As your router is in the loft, you will first need to run one ethernet cable from it, down to this structure. If that's already wired to your box, then that's lucky.

You then need an Ethernet Switch next to that panel, & a short patch cable linking each used socket to it. This will allow your router to see each end-point to assign DHCP addresses, which then allows each WiFi AP to know what its compatriots are doing.

Essentially, all you have there is a patch panel, so you need to hand off the switching to appropriate hardware. There is no issue having the router connected to the same switch as everything else, you don't have to go 'through' it, it will handle the switching internally. You can get a small basic gigabit switch small enough to squeeze in there for under $£€ 20 these days. You'll need to find somewhere to plug its wall-wart.

Scuse the 'fine art'..

enter image description here

['These' == existing cables to distribution. Drawing is for new installation on top of existing.]

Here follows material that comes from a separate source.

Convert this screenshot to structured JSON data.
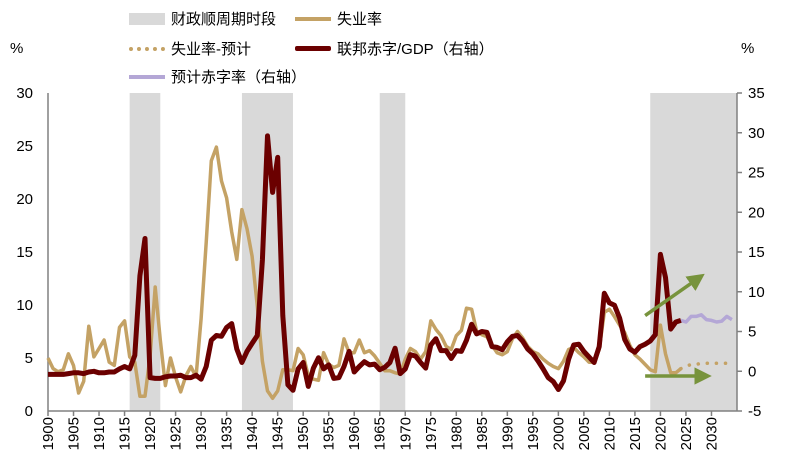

  • I'll be moving the router and modem to a shelf above this panel, so I'm assuming I'd just plug the router's ethernet out into the 8-channel switch I just bought, then 7 of its outputs go into the 7 ethernet jacks that are wired on the second picture and it should be good to go? Theoretically, then I'd just pick which room I want each of the other two nodes to go in and connect it to the jack on the wall and the backhaul should work? What's up with all those coax cables? I don't have cable/satellite TV, so I don't really need them, other than the one that carries internet to the modem, right?
    – Derek
    Jul 15, 2022 at 23:47
  • That sounds good for the Ethernet, yes. The co-ax could be anything, old cable TV, RF etc. My place is full of the stuff from antiquated gear no longer in use.